Ansioso, pero sabiendo que lo peor era demostrarlo, traté de hacerme el que me concentraba en la lista que había pensado escribir.
De repente, una frenada brusca produjo el milagro. El movimiento hizo que a la chica se le cayera el libro de las manos y que éste aterrizara sobre mis piernas. Lo de milagro puede sonar un poco exagerado de mi parte si no fuera porque el autor de la obra que tan fascinada tenía a mi acompañante no era otro que Jorge, el Gordo.
Milagro o casualidad, no desaproveché la oportunidad y de inmediato comenzamos a hablar del libro y de él.
Confieso que oculté mi incertidumbre respecto de si el Gordo me atendería nuevamente; una pequeña mentira, que tal vez, en breve, no fuera tal, no haría daño a nadie. Paula era psicóloga y estaba particularmente interesada en la Gestalt.
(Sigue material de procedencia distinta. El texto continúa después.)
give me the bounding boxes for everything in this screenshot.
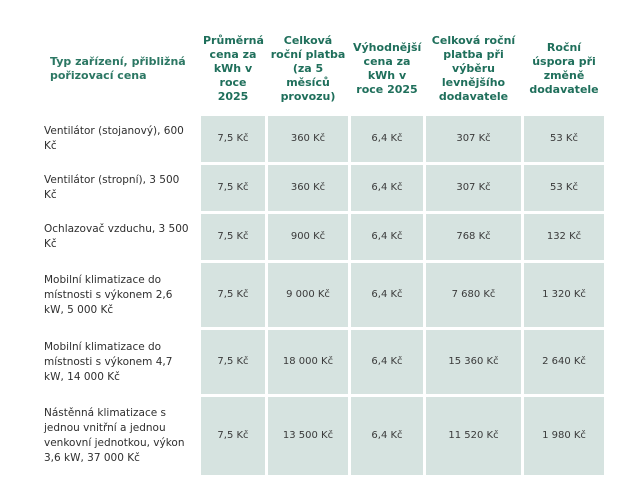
- cell-device: Ochlazovač vzduchu, 3 500 Kč: [38, 214, 198, 260]
- header-device-type: Typ zařízení, přibližná pořizovací cena: [50, 55, 186, 82]
- cell-annual-payment-cheaper: 11 520 Kč: [426, 397, 521, 475]
- table-row: Ochlazovač vzduchu, 3 500 Kč 7,5 Kč 900 …: [38, 214, 604, 260]
- cell-annual-payment: 9 000 Kč: [268, 263, 348, 327]
- cell-average-price: 7,5 Kč: [201, 330, 265, 394]
- cell-annual-savings: 1 320 Kč: [524, 263, 604, 327]
- cell-device: Mobilní klimatizace do místnosti s výkon…: [38, 263, 198, 327]
- cell-annual-payment: 18 000 Kč: [268, 330, 348, 394]
- cell-annual-savings: 53 Kč: [524, 116, 604, 162]
- table-body: Ventilátor (stojanový), 600 Kč 7,5 Kč 36…: [38, 116, 604, 475]
- cell-better-price: 6,4 Kč: [351, 263, 423, 327]
- cell-annual-payment-cheaper: 307 Kč: [426, 116, 521, 162]
- cell-annual-payment: 13 500 Kč: [268, 397, 348, 475]
- table-row: Mobilní klimatizace do místnosti s výkon…: [38, 330, 604, 394]
- table-row: Ventilátor (stropní), 3 500 Kč 7,5 Kč 36…: [38, 165, 604, 211]
- header-annual-savings: Roční úspora při změně dodavatele: [529, 41, 599, 96]
- table-row: Mobilní klimatizace do místnosti s výkon…: [38, 263, 604, 327]
- header-annual-payment: Celková roční platba (za 5 měsíců provoz…: [270, 34, 346, 103]
- table-header: Typ zařízení, přibližná pořizovací cena …: [38, 25, 604, 113]
- cell-better-price: 6,4 Kč: [351, 214, 423, 260]
- cell-better-price: 6,4 Kč: [351, 165, 423, 211]
- cell-annual-payment: 360 Kč: [268, 116, 348, 162]
- header-row: Typ zařízení, přibližná pořizovací cena …: [38, 25, 604, 113]
- price-comparison-table-wrap: Typ zařízení, přibližná pořizovací cena …: [38, 22, 608, 478]
- cell-better-price: 6,4 Kč: [351, 397, 423, 475]
- cell-annual-payment-cheaper: 7 680 Kč: [426, 263, 521, 327]
- cell-annual-payment-cheaper: 15 360 Kč: [426, 330, 521, 394]
- price-comparison-table: Typ zařízení, přibližná pořizovací cena …: [35, 22, 607, 478]
- cell-average-price: 7,5 Kč: [201, 263, 265, 327]
- cell-device: Ventilátor (stojanový), 600 Kč: [38, 116, 198, 162]
- header-annual-payment-cheaper: Celková roční platba při výběru levnější…: [431, 34, 516, 103]
- cell-annual-savings: 132 Kč: [524, 214, 604, 260]
- cell-device: Nástěnná klimatizace s jednou vnitřní a …: [38, 397, 198, 475]
- cell-annual-savings: 1 980 Kč: [524, 397, 604, 475]
- cell-better-price: 6,4 Kč: [351, 116, 423, 162]
- cell-average-price: 7,5 Kč: [201, 214, 265, 260]
- cell-annual-payment-cheaper: 307 Kč: [426, 165, 521, 211]
- cell-device: Ventilátor (stropní), 3 500 Kč: [38, 165, 198, 211]
- cell-average-price: 7,5 Kč: [201, 397, 265, 475]
- cell-better-price: 6,4 Kč: [351, 330, 423, 394]
- header-average-price: Průměrná cena za kWh v roce 2025: [203, 34, 264, 103]
- cell-annual-savings: 53 Kč: [524, 165, 604, 211]
- cell-device: Mobilní klimatizace do místnosti s výkon…: [38, 330, 198, 394]
- cell-annual-savings: 2 640 Kč: [524, 330, 604, 394]
- cell-average-price: 7,5 Kč: [201, 116, 265, 162]
- cell-annual-payment: 900 Kč: [268, 214, 348, 260]
- cell-average-price: 7,5 Kč: [201, 165, 265, 211]
- header-better-price: Výhodnější cena za kWh v roce 2025: [353, 41, 422, 96]
- table-row: Ventilátor (stojanový), 600 Kč 7,5 Kč 36…: [38, 116, 604, 162]
- cell-annual-payment: 360 Kč: [268, 165, 348, 211]
- table-row: Nástěnná klimatizace s jednou vnitřní a …: [38, 397, 604, 475]
- cell-annual-payment-cheaper: 768 Kč: [426, 214, 521, 260]
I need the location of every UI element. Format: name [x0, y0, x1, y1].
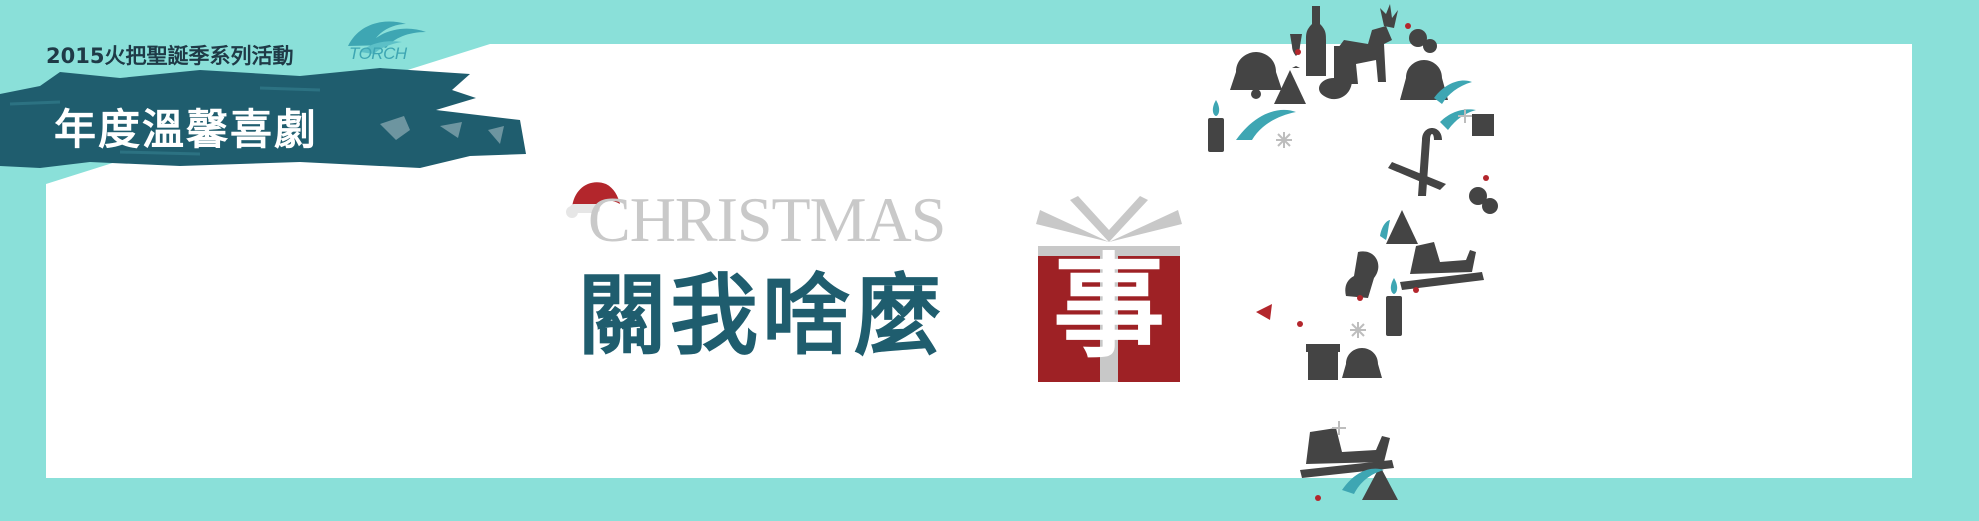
present-icon [1472, 114, 1494, 136]
headline: 關我啥麼 [578, 264, 947, 367]
torch-flame-logo-icon [348, 21, 426, 54]
holly-icon [1469, 187, 1487, 205]
gift-character: 事 [1053, 243, 1165, 373]
stocking-icon [1319, 46, 1352, 100]
christmas-tree-icon [1274, 70, 1306, 104]
gift-box-icon [1036, 196, 1182, 382]
series-title: 2015火把聖誕季系列活動 [46, 44, 294, 68]
question-mark-icon [1208, 4, 1498, 501]
brush-stroke [0, 68, 526, 168]
bell-icon [1230, 52, 1282, 90]
music-note-icon [1405, 23, 1411, 29]
snowflake-icon [1276, 109, 1472, 435]
wine-bottle-icon [1306, 6, 1326, 76]
candle-icon [1208, 118, 1224, 152]
santa-hat-icon [566, 182, 620, 218]
torch-logo-text: TORCH [349, 44, 407, 63]
present-icon [1308, 350, 1338, 380]
category-label: 年度溫馨喜劇 [54, 105, 319, 154]
christmas-word: CHRISTMAS [588, 184, 946, 255]
sleigh-icon [1410, 242, 1476, 274]
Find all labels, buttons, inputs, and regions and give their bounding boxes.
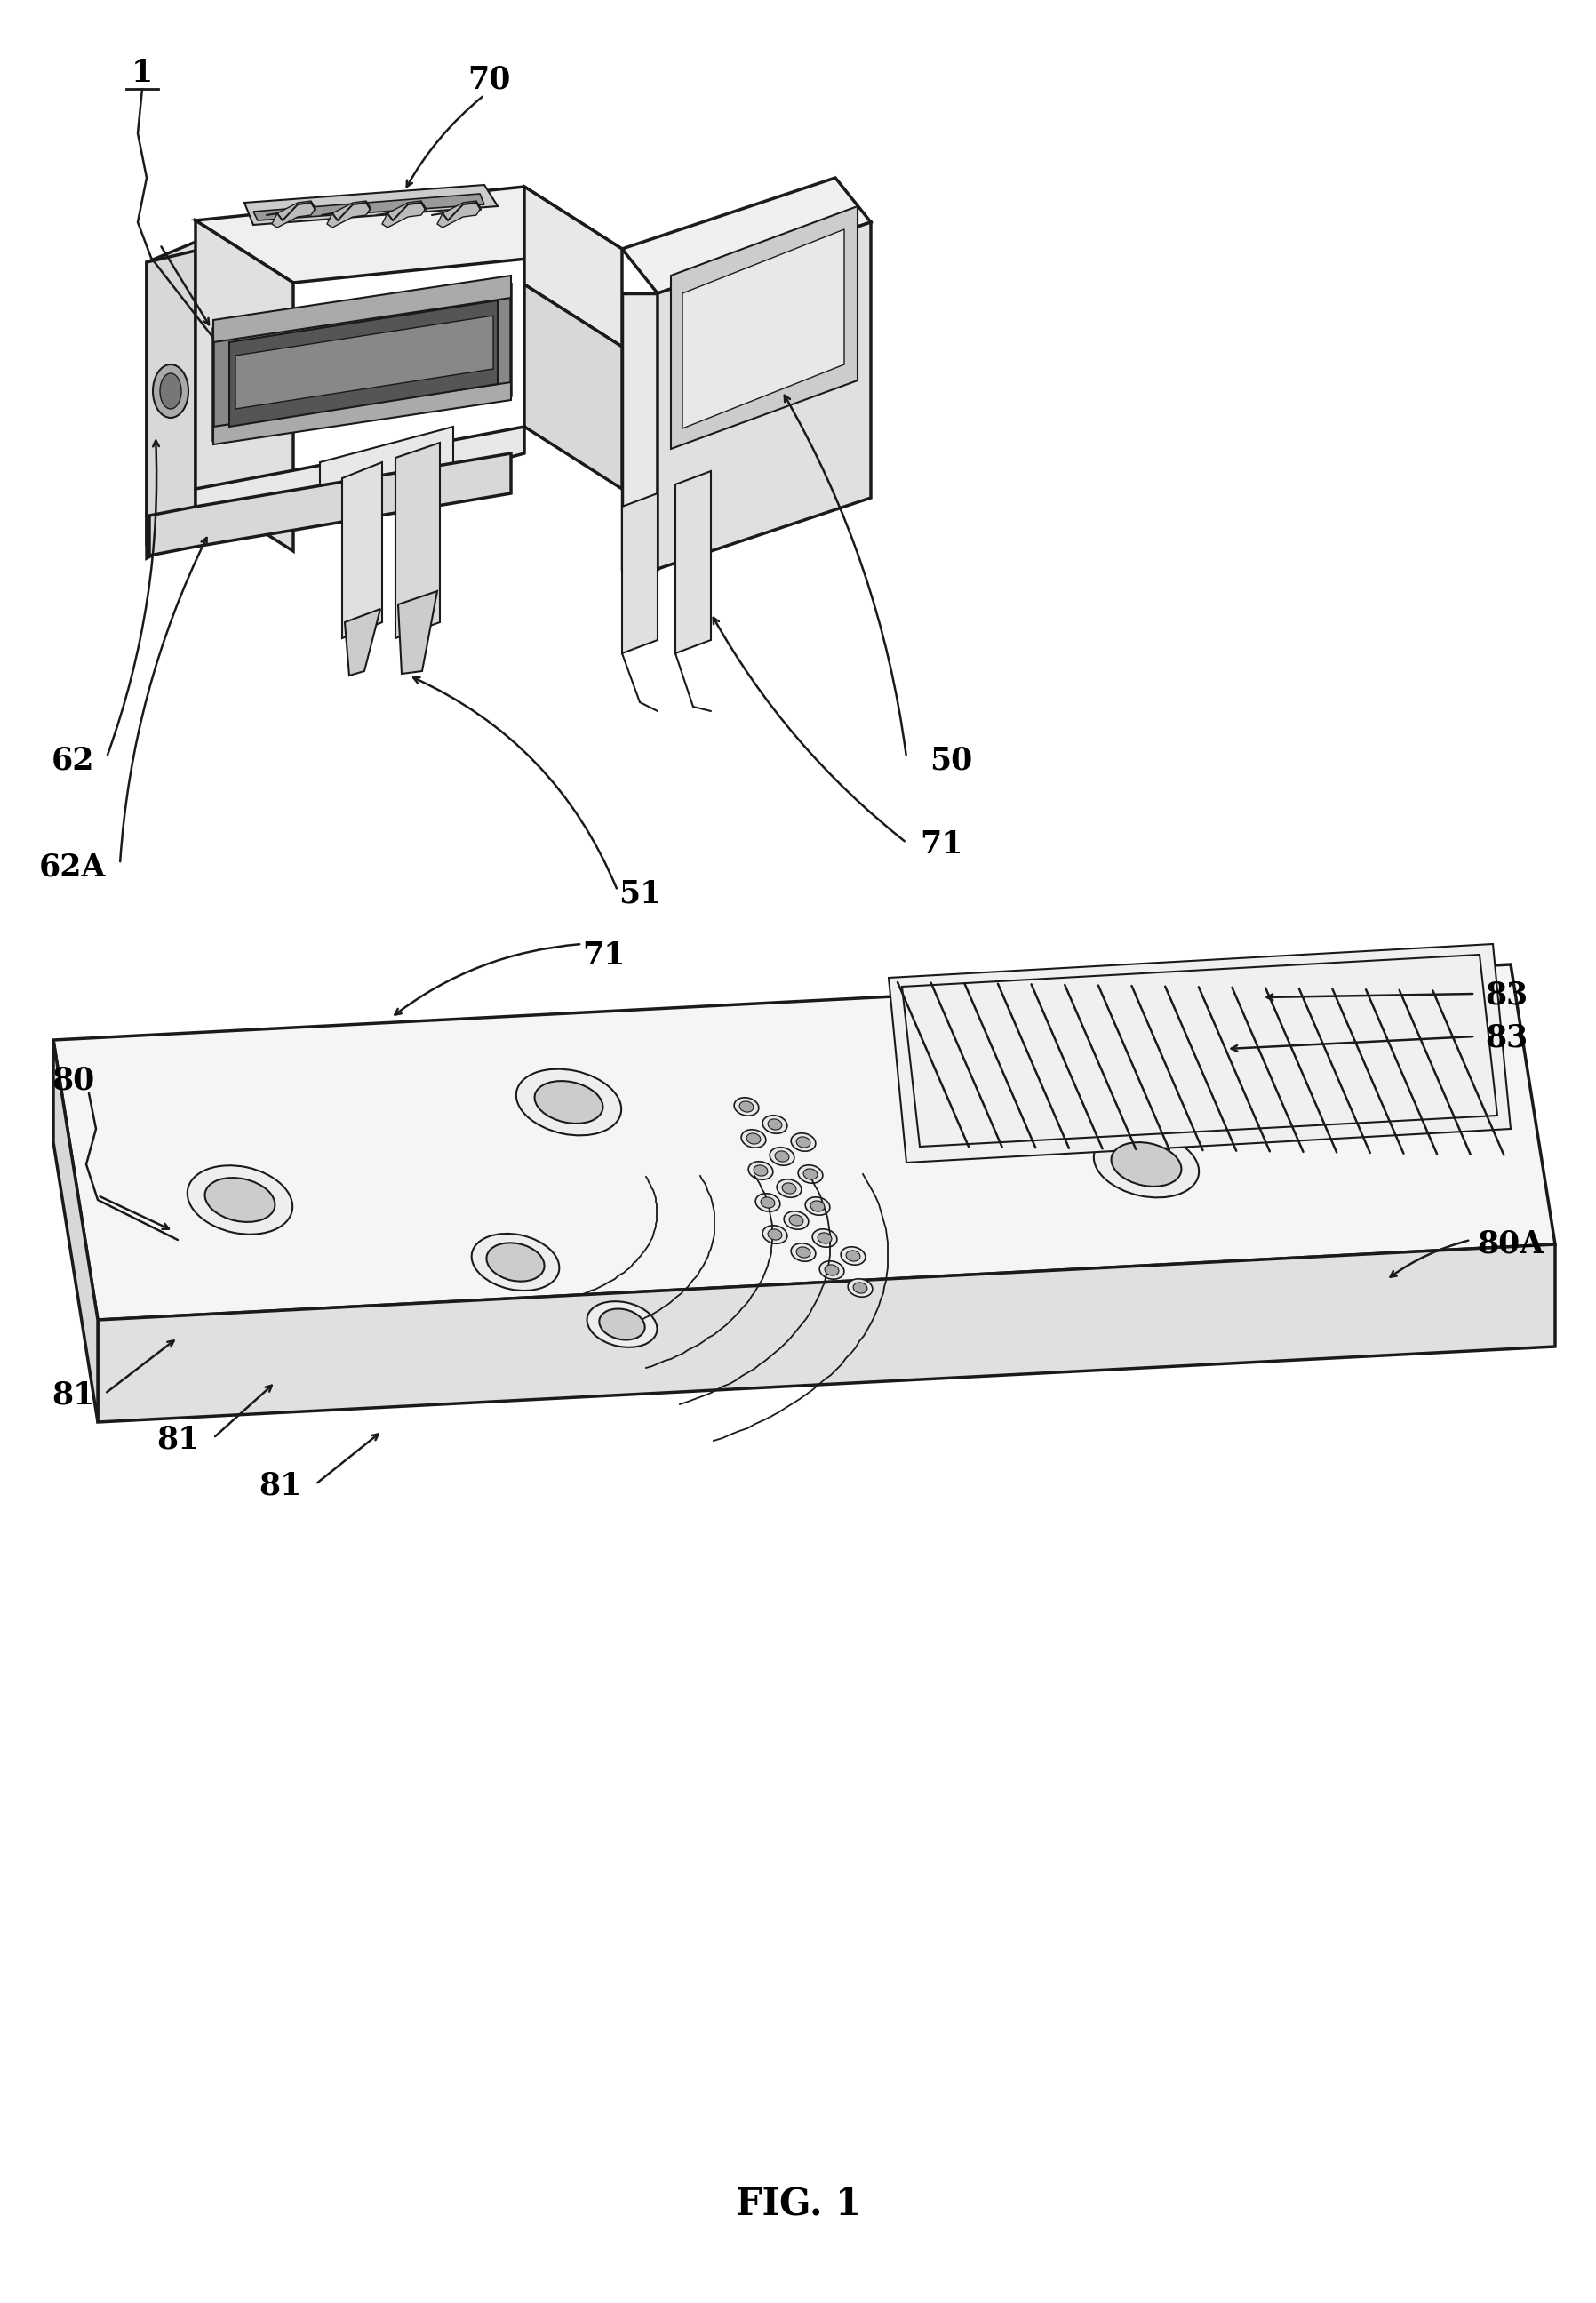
- Polygon shape: [236, 316, 493, 410]
- Polygon shape: [675, 472, 710, 654]
- Ellipse shape: [811, 1200, 825, 1211]
- Ellipse shape: [798, 1165, 824, 1184]
- Ellipse shape: [755, 1193, 780, 1211]
- Ellipse shape: [587, 1301, 658, 1347]
- Ellipse shape: [598, 1308, 645, 1340]
- Text: 81: 81: [156, 1426, 200, 1455]
- Polygon shape: [683, 230, 844, 428]
- Ellipse shape: [749, 1161, 772, 1179]
- Text: 50: 50: [929, 744, 972, 776]
- Polygon shape: [381, 200, 426, 228]
- Ellipse shape: [741, 1128, 766, 1147]
- Ellipse shape: [847, 1278, 873, 1297]
- Ellipse shape: [792, 1244, 816, 1262]
- Polygon shape: [53, 965, 1555, 1320]
- Polygon shape: [525, 286, 622, 488]
- Ellipse shape: [204, 1177, 275, 1223]
- Polygon shape: [150, 454, 511, 555]
- Ellipse shape: [846, 1251, 860, 1262]
- Ellipse shape: [1111, 1142, 1181, 1186]
- Ellipse shape: [187, 1165, 292, 1234]
- Polygon shape: [327, 200, 370, 228]
- Ellipse shape: [819, 1262, 844, 1278]
- Polygon shape: [214, 382, 511, 444]
- Ellipse shape: [796, 1246, 811, 1257]
- Text: 71: 71: [583, 940, 626, 970]
- Text: 51: 51: [618, 877, 661, 907]
- Ellipse shape: [796, 1138, 811, 1147]
- Polygon shape: [319, 426, 453, 520]
- Text: 70: 70: [468, 64, 511, 94]
- Polygon shape: [525, 187, 622, 348]
- Polygon shape: [437, 200, 480, 228]
- Polygon shape: [271, 200, 316, 228]
- Polygon shape: [889, 944, 1511, 1163]
- Polygon shape: [97, 1244, 1555, 1423]
- Polygon shape: [244, 184, 498, 226]
- Ellipse shape: [812, 1230, 836, 1248]
- Ellipse shape: [777, 1179, 801, 1198]
- Polygon shape: [214, 286, 511, 440]
- Ellipse shape: [768, 1230, 782, 1239]
- Ellipse shape: [788, 1216, 803, 1225]
- Text: 81: 81: [259, 1472, 302, 1502]
- Ellipse shape: [817, 1232, 832, 1244]
- Ellipse shape: [854, 1283, 867, 1294]
- Polygon shape: [622, 493, 658, 654]
- Polygon shape: [195, 426, 525, 516]
- Polygon shape: [345, 608, 380, 675]
- Ellipse shape: [535, 1080, 603, 1124]
- Ellipse shape: [471, 1234, 559, 1290]
- Ellipse shape: [487, 1244, 544, 1280]
- Text: 62A: 62A: [40, 852, 107, 882]
- Polygon shape: [53, 1041, 97, 1423]
- Ellipse shape: [768, 1119, 782, 1131]
- Ellipse shape: [739, 1101, 753, 1112]
- Text: 83: 83: [1484, 981, 1527, 1011]
- Ellipse shape: [763, 1115, 787, 1133]
- Polygon shape: [195, 221, 294, 550]
- Text: 80A: 80A: [1478, 1230, 1543, 1260]
- Polygon shape: [147, 237, 204, 544]
- Polygon shape: [670, 207, 857, 449]
- Ellipse shape: [753, 1165, 768, 1177]
- Ellipse shape: [763, 1225, 787, 1244]
- Text: 81: 81: [51, 1379, 94, 1412]
- Text: 83: 83: [1484, 1023, 1527, 1052]
- Ellipse shape: [782, 1184, 796, 1193]
- Ellipse shape: [761, 1198, 774, 1209]
- Text: 1: 1: [131, 58, 153, 88]
- Ellipse shape: [841, 1246, 865, 1264]
- Text: 71: 71: [921, 829, 964, 859]
- Ellipse shape: [160, 373, 182, 410]
- Text: 62: 62: [51, 744, 94, 776]
- Ellipse shape: [734, 1099, 758, 1115]
- Polygon shape: [195, 187, 622, 283]
- Ellipse shape: [806, 1198, 830, 1216]
- Ellipse shape: [153, 364, 188, 417]
- Polygon shape: [254, 193, 484, 221]
- Polygon shape: [230, 299, 498, 426]
- Polygon shape: [396, 442, 440, 638]
- Ellipse shape: [516, 1069, 621, 1135]
- Text: 80: 80: [51, 1064, 94, 1094]
- Ellipse shape: [784, 1211, 809, 1230]
- Ellipse shape: [747, 1133, 761, 1145]
- Text: FIG. 1: FIG. 1: [736, 2186, 860, 2222]
- Polygon shape: [147, 251, 195, 557]
- Polygon shape: [342, 463, 381, 638]
- Ellipse shape: [769, 1147, 795, 1165]
- Polygon shape: [397, 592, 437, 675]
- Ellipse shape: [825, 1264, 839, 1276]
- Ellipse shape: [776, 1152, 788, 1161]
- Polygon shape: [622, 177, 871, 292]
- Polygon shape: [214, 276, 511, 343]
- Polygon shape: [658, 221, 871, 569]
- Ellipse shape: [792, 1133, 816, 1152]
- Ellipse shape: [1093, 1131, 1199, 1198]
- Ellipse shape: [803, 1168, 817, 1179]
- Polygon shape: [622, 292, 658, 569]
Pareció encantada de que yo hiciera esa clase de terapia y no dejó de hacerme preguntas sobre el tema hasta que llegamos a la terminal en Rosario.
Al bajar, por supuesto, le pedí que me diera su teléfono, pero Paula, aunque no rehusó directamente, me dijo sonriendo con picardía:
—¿Por qué no darle una oportunidad al destino?
Luego intentó explicar lo inexplicable: dado que ella viajaba con frecuencia a Rosario y yo me atendía con Jorge en esa misma ciudad, no cabía duda de que nos cruzaríamos de nuevo.
Yo le dije que prefería no tentar al destino, pero ella se fue diciéndome que ella adoraba el juego de la vida.
Justo cuando toqué el timbre en la casa de Jorge, sentí que había logrado retomar cierta normalidad.